As a possible modification, all sensors in the sensor array could be covered by linear polarization layer just like the back layer. This will result in the sensor to perceive the same luminance as the human eye will see in the final result. All the limits will then have to be set and controlled based on the desired level of luminance, not at the actual luminance, because as the double polarization factor increases, less light will hit the power cell. Since the sensors will perceive as much luminance as human eye, and sensors control what human eye perceives, a logical loop is created. This loop will result in continuous adjustments of the system. For higher viewing comfort, sensor reaction times could be adjusted.
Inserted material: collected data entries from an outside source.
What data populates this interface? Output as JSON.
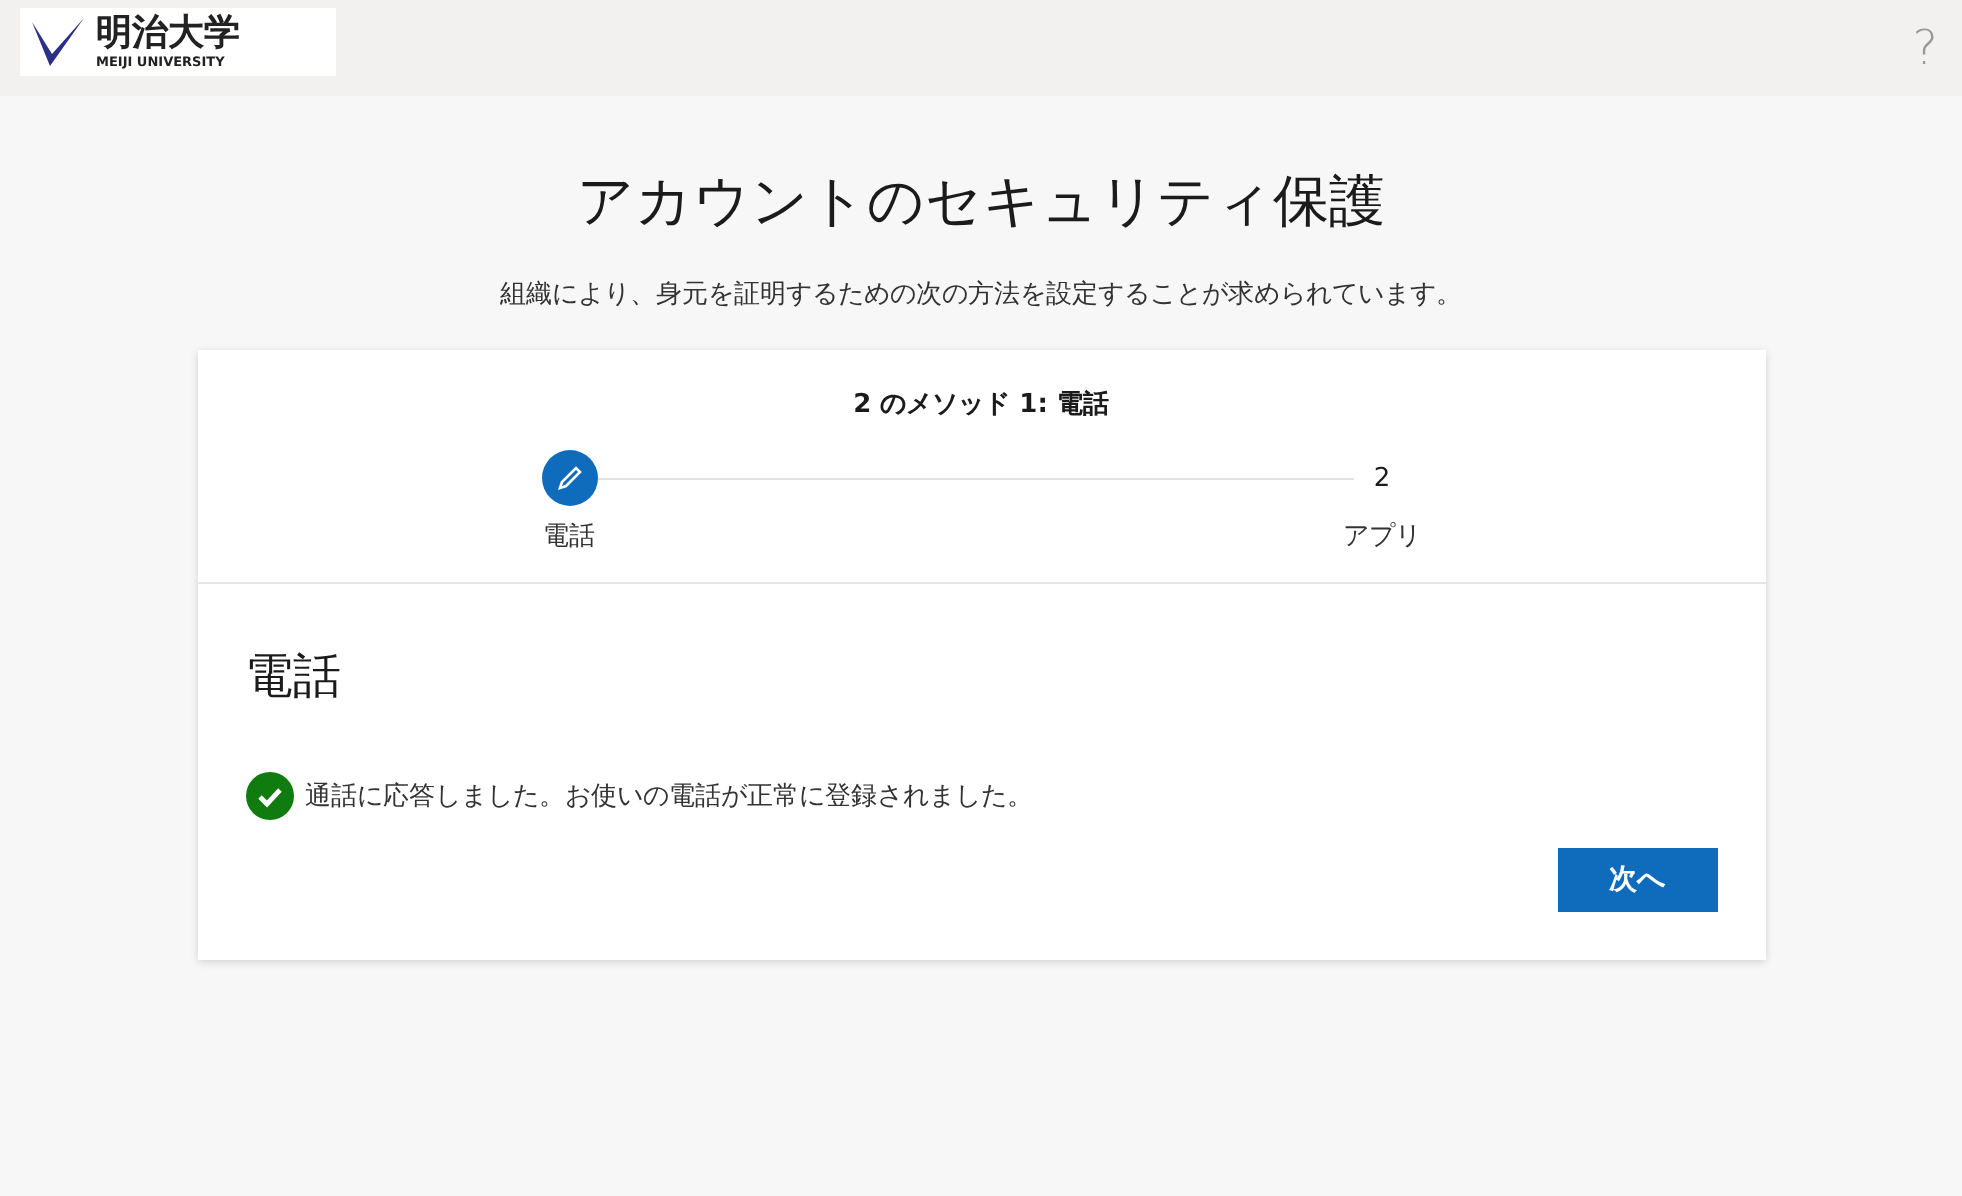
{
  "header": {
    "logo": {
      "name": "明治大学",
      "subtitle": "MEIJI UNIVERSITY"
    },
    "help": "?"
  },
  "title": "アカウントのセキュリティ保護",
  "description": "組織により、身元を証明するための次の方法を設定することが求められています。",
  "card": {
    "progress_title": "2 のメソッド 1: 電話",
    "steps": [
      {
        "label": "電話",
        "selected": true
      },
      {
        "label": "アプリ",
        "number": "2",
        "selected": false
      }
    ],
    "section_title": "電話",
    "status": {
      "kind": "success",
      "message": "通話に応答しました。お使いの電話が正常に登録されました。"
    },
    "button": "次へ"
  }
}
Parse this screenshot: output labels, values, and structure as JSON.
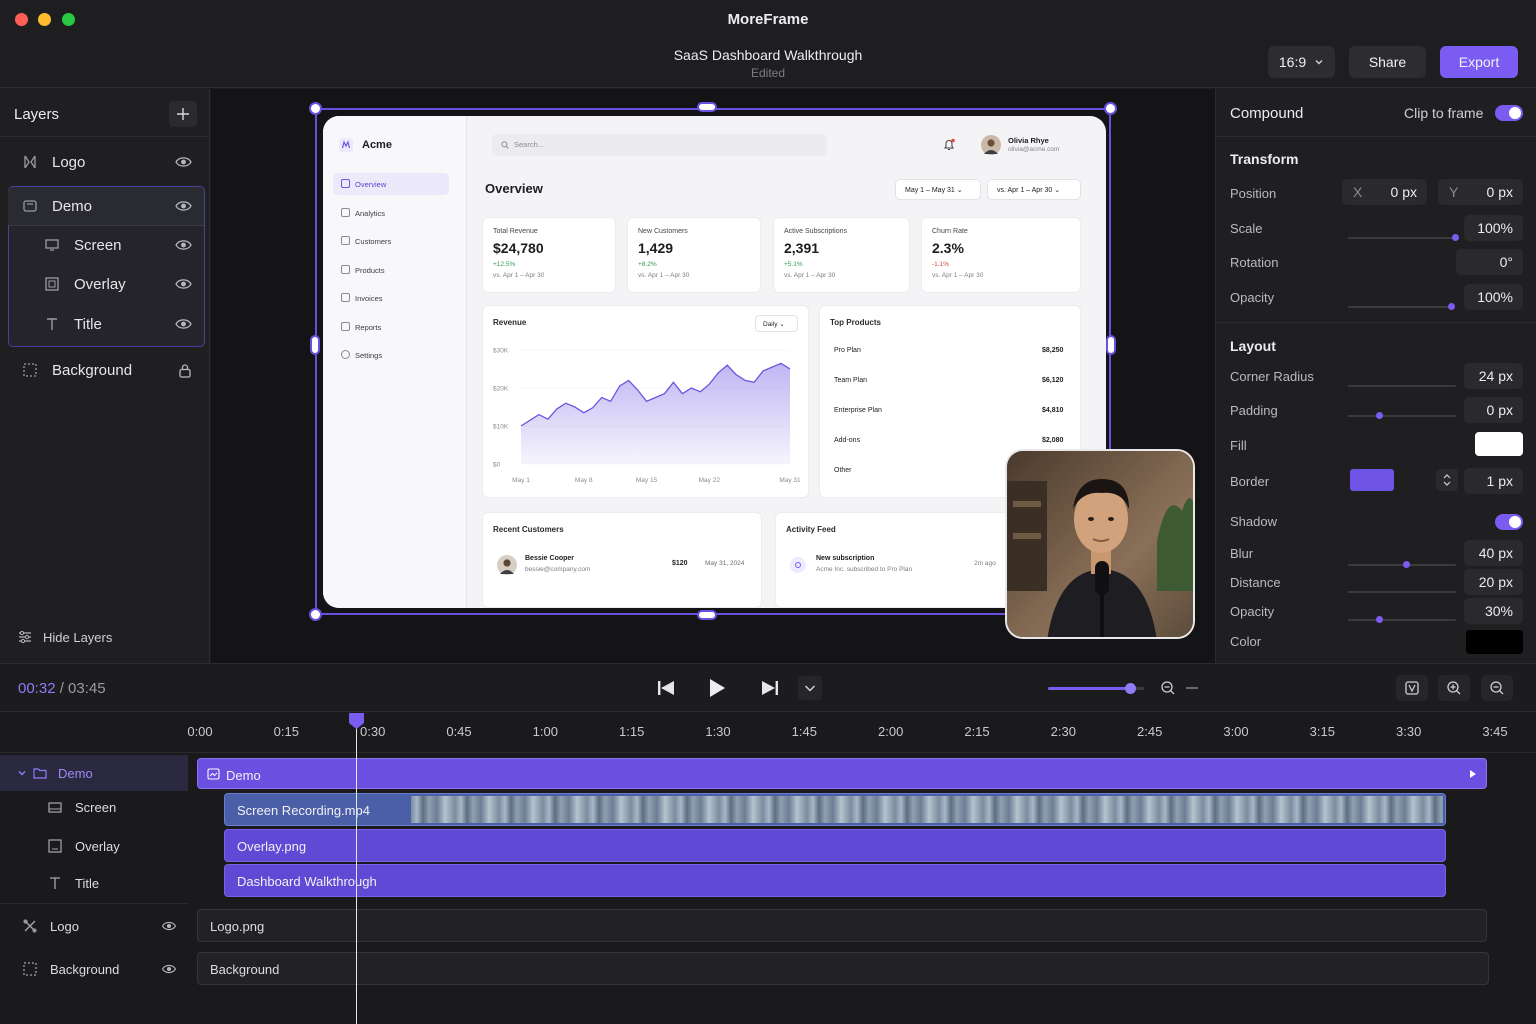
{
  "app": {
    "title": "MoreFrame"
  },
  "document": {
    "title": "SaaS Dashboard Walkthrough",
    "status": "Edited"
  },
  "toolbar": {
    "aspect": "16:9",
    "share": "Share",
    "export": "Export"
  },
  "layers": {
    "title": "Layers",
    "items": [
      {
        "label": "Logo",
        "icon": "logo-icon"
      },
      {
        "label": "Demo",
        "icon": "group-icon"
      },
      {
        "label": "Screen",
        "icon": "screen-icon"
      },
      {
        "label": "Overlay",
        "icon": "overlay-icon"
      },
      {
        "label": "Title",
        "icon": "text-icon"
      },
      {
        "label": "Background",
        "icon": "background-icon"
      }
    ],
    "hide_label": "Hide Layers"
  },
  "dashboard": {
    "brand": "Acme",
    "search_placeholder": "Search...",
    "user": {
      "name": "Olivia Rhye",
      "email": "olivia@acme.com"
    },
    "nav": [
      "Overview",
      "Analytics",
      "Customers",
      "Products",
      "Invoices",
      "Reports",
      "Settings"
    ],
    "heading": "Overview",
    "range1": "May 1 – May 31",
    "range2": "vs. Apr 1 – Apr 30",
    "stats": [
      {
        "label": "Total Revenue",
        "value": "$24,780",
        "delta": "+12.5%",
        "period": "vs. Apr 1 – Apr 30",
        "color": "#2e9b4f"
      },
      {
        "label": "New Customers",
        "value": "1,429",
        "delta": "+8.2%",
        "period": "vs. Apr 1 – Apr 30",
        "color": "#2e9b4f"
      },
      {
        "label": "Active Subscriptions",
        "value": "2,391",
        "delta": "+5.1%",
        "period": "vs. Apr 1 – Apr 30",
        "color": "#2e9b4f"
      },
      {
        "label": "Churn Rate",
        "value": "2.3%",
        "delta": "-1.1%",
        "period": "vs. Apr 1 – Apr 30",
        "color": "#d0453a"
      }
    ],
    "revenue": {
      "title": "Revenue",
      "granularity": "Daily",
      "y_ticks": [
        "$30K",
        "$20K",
        "$10K",
        "$0"
      ],
      "x_ticks": [
        "May 1",
        "May 8",
        "May 15",
        "May 22",
        "May 31"
      ]
    },
    "top_products": {
      "title": "Top Products",
      "rows": [
        {
          "name": "Pro Plan",
          "value": "$8,250"
        },
        {
          "name": "Team Plan",
          "value": "$6,120"
        },
        {
          "name": "Enterprise Plan",
          "value": "$4,810"
        },
        {
          "name": "Add-ons",
          "value": "$2,080"
        },
        {
          "name": "Other",
          "value": ""
        }
      ]
    },
    "recent": {
      "title": "Recent Customers",
      "name": "Bessie Cooper",
      "email": "bessie@company.com",
      "amount": "$120",
      "date": "May 31, 2024"
    },
    "activity": {
      "title": "Activity Feed",
      "event": "New subscription",
      "detail": "Acme Inc. subscribed to Pro Plan",
      "time": "2m ago"
    }
  },
  "chart_data": {
    "type": "area",
    "x": [
      "May 1",
      "May 2",
      "May 3",
      "May 4",
      "May 5",
      "May 6",
      "May 7",
      "May 8",
      "May 9",
      "May 10",
      "May 11",
      "May 12",
      "May 13",
      "May 14",
      "May 15",
      "May 16",
      "May 17",
      "May 18",
      "May 19",
      "May 20",
      "May 21",
      "May 22",
      "May 23",
      "May 24",
      "May 25",
      "May 26",
      "May 27",
      "May 28",
      "May 29",
      "May 30",
      "May 31"
    ],
    "values": [
      10000,
      11500,
      13000,
      11800,
      14500,
      16000,
      15000,
      13500,
      14800,
      17500,
      16500,
      20500,
      22000,
      19500,
      16500,
      17500,
      18500,
      21500,
      18500,
      20000,
      19000,
      21000,
      24000,
      26000,
      23500,
      22000,
      21500,
      24500,
      25500,
      26500,
      25000
    ],
    "ylim": [
      0,
      30000
    ],
    "fill_color": "#8b7ae8"
  },
  "inspector": {
    "compound": "Compound",
    "clip_to_frame": "Clip to frame",
    "transform": "Transform",
    "position": "Position",
    "pos_x_label": "X",
    "pos_x": "0 px",
    "pos_y_label": "Y",
    "pos_y": "0 px",
    "scale": "Scale",
    "scale_value": "100%",
    "rotation": "Rotation",
    "rotation_value": "0°",
    "opacity": "Opacity",
    "opacity_value": "100%",
    "layout": "Layout",
    "corner_radius": "Corner Radius",
    "corner_radius_value": "24 px",
    "padding": "Padding",
    "padding_value": "0 px",
    "fill": "Fill",
    "fill_color": "#ffffff",
    "border": "Border",
    "border_color": "#6f52e6",
    "border_value": "1 px",
    "shadow": "Shadow",
    "blur": "Blur",
    "blur_value": "40 px",
    "distance": "Distance",
    "distance_value": "20 px",
    "shadow_opacity": "Opacity",
    "shadow_opacity_value": "30%",
    "color": "Color",
    "shadow_color": "#000000",
    "scale_level": 1.0,
    "opacity_level": 1.0,
    "padding_level": 0.3,
    "blur_level": 0.55,
    "shadow_opacity_level": 0.3
  },
  "playback": {
    "current": "00:32",
    "total": "/ 03:45",
    "zoom_level": 0.85
  },
  "timeline": {
    "ticks": [
      "0:00",
      "0:15",
      "0:30",
      "0:45",
      "1:00",
      "1:15",
      "1:30",
      "1:45",
      "2:00",
      "2:15",
      "2:30",
      "2:45",
      "3:00",
      "3:15",
      "3:30",
      "3:45"
    ],
    "tracks": [
      {
        "label": "Demo"
      },
      {
        "label": "Screen"
      },
      {
        "label": "Overlay"
      },
      {
        "label": "Title"
      },
      {
        "label": "Logo"
      },
      {
        "label": "Background"
      }
    ],
    "clips": {
      "demo": "Demo",
      "screen": "Screen Recording.mp4",
      "overlay": "Overlay.png",
      "title": "Dashboard Walkthrough",
      "logo": "Logo.png",
      "background": "Background"
    }
  },
  "colors": {
    "accent": "#7b5cf2",
    "clip": "#5d44c7",
    "clip_dark": "#4a3aa8"
  }
}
AFS design decisions could be made in the future based on user preferences. AFS with extremely fast response and fast adjust rate will be able to even out FOV illuminance very fast. Good implementations will result in such a high rate, that it will not be perceived by the eye. Cheaper designs will not be able to achieve this and will produce a flickering effect, similar to that of a fluorescent light sources, that could be unpleasant to the user. AFS with fast response and slow adjust rate will have smooth movements, but could create usability problems since system will have to be pointed at the FOV some time before evening out the illuminance. Advanced designs could incorporate logarithmic algorithms of AFS control to immediately react to more significant changes and react slower when the system is in the adjusting state.
As long as there will be light sources in the field of view, the system will be continuously adjusting itself in the described fashion.
Adaptive sunglasses will enable humans to get the most information out of the field of view. By dimming only the brightest objects, human eye can adapt to the lower brightness and perceive more information out of the dimmer objects. Glares, flares and other effect will be completely eliminated, and the field of view will be unnaturally even in brightness.